Rappelons que le patron-tuteur et l’accompagnateur ne se font pas la même idée des besoins des jeunes et de leur rôle vis-à-vis de ceux-ci. Le premier s’attribue, prioritairement, une mission de formation professionnelle et, accessoirement, une fonction éducative plus large s’appuyant avant tout sur la réalisation du travail, l’organisation du travail, les règles et les exigences qui en découlent, ainsi que sur les relations avec les collègues. L’accompagnateur, de son côté, prend davantage en considération l’ensemble de la personne. Il sera plus sensible à la trajectoire du jeune et aura une vision plus complexe des besoins et attentes de ce dernier.
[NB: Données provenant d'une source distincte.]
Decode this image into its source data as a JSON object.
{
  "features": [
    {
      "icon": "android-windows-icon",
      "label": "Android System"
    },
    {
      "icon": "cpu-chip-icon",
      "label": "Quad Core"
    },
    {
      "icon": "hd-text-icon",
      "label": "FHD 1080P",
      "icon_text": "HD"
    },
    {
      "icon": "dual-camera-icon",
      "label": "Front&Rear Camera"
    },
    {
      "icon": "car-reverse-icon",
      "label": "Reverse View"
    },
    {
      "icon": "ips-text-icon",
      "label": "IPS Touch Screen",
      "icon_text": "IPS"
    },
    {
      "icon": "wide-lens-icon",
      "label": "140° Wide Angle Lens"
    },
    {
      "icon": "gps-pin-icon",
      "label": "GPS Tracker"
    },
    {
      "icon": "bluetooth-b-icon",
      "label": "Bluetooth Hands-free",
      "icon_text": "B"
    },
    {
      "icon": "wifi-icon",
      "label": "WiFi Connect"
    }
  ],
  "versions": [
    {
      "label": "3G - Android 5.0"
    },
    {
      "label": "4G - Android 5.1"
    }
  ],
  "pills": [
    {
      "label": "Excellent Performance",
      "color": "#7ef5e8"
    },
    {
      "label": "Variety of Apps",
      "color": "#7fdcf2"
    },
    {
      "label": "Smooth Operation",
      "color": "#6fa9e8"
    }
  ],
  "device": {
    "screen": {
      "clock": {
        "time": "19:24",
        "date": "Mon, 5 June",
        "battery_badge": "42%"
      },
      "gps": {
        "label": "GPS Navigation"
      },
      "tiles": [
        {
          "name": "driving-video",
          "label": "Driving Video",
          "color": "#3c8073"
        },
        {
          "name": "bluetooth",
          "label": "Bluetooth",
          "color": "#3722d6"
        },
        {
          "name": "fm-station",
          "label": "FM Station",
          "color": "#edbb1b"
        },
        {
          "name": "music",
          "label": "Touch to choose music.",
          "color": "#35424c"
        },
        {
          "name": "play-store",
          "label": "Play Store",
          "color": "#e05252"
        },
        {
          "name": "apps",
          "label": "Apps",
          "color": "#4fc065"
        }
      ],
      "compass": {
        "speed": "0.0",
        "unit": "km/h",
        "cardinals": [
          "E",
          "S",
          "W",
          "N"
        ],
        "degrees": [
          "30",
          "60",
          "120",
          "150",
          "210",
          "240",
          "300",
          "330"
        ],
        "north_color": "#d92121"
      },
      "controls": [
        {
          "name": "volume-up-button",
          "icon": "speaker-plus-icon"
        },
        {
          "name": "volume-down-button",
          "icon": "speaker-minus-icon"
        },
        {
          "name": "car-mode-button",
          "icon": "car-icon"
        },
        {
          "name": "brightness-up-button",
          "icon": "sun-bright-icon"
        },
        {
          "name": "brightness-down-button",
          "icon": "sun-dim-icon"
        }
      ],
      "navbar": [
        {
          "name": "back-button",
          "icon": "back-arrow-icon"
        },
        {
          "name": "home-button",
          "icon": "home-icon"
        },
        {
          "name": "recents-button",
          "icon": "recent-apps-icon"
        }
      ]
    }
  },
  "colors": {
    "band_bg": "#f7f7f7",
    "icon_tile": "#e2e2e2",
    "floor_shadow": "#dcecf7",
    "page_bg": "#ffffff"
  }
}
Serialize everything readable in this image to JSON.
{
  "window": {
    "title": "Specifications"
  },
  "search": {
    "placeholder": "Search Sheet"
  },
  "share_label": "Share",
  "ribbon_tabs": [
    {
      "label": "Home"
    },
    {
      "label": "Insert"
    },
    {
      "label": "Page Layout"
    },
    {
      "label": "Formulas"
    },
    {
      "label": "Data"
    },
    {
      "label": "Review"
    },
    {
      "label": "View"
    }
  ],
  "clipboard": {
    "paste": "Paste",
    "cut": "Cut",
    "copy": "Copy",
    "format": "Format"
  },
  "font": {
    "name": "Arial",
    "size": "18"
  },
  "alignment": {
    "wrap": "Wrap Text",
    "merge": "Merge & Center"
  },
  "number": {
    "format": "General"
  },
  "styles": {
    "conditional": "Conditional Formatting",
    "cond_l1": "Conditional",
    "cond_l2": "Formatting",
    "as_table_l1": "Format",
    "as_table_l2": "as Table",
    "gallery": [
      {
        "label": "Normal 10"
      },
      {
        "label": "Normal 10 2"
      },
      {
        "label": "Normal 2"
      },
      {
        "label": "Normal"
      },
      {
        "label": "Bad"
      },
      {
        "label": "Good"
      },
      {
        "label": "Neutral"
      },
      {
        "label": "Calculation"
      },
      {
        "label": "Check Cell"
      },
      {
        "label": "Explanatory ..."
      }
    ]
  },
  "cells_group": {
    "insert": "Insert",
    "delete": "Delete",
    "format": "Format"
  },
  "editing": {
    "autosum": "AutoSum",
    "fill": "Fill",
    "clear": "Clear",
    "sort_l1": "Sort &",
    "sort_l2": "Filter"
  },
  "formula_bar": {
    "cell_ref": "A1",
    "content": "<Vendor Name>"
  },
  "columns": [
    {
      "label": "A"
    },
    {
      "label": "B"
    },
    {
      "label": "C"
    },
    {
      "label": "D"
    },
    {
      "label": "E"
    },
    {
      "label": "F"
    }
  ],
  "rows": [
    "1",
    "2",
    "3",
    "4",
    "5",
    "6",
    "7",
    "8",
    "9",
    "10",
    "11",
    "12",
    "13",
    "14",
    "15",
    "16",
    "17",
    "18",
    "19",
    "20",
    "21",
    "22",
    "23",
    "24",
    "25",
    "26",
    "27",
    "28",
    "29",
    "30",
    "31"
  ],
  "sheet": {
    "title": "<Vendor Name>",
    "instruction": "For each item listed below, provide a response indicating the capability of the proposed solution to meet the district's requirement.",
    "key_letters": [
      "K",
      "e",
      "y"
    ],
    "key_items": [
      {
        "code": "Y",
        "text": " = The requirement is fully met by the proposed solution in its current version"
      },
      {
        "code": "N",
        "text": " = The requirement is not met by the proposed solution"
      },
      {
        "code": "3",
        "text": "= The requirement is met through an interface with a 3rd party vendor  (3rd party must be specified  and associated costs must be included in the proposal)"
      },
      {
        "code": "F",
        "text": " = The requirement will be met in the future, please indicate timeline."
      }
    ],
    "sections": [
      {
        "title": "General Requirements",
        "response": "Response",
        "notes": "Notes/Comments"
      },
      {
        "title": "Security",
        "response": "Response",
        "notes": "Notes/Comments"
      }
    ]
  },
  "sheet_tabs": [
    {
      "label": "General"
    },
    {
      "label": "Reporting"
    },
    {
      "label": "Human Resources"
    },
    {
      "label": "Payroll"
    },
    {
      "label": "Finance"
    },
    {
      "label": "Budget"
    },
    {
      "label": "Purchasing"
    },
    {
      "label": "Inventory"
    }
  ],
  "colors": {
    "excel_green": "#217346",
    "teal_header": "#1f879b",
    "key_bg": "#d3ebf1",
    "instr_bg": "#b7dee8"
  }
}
En conclusion, nous pouvons dire que le suivi des jeunes apparaît insatisfaisant à plus d’un titre. Citons entre autres :
- le manque de temps pour les responsables éducatifs qui rend les rencontres sur le terrain peu nombreuses ;
- l’inadéquation partielle des outils de suivi et d’évaluation ;
- la difficulté d’une lecture partagée des difficultés et des problèmes rencontrés sur le terrain et donc des stratégies à suivre pour les résoudre. Des solutions pragmatiques diversifiées sont néanmoins trouvées. Parfois, dans des situations-limites, elles consistent à accepter l’état de fait, même si celui-ci est jugé insatisfaisant. Cette acceptation est plus fréquente de la part des délégués à la tutelle qui ne sont pas en mesure de négocier avec les patrons.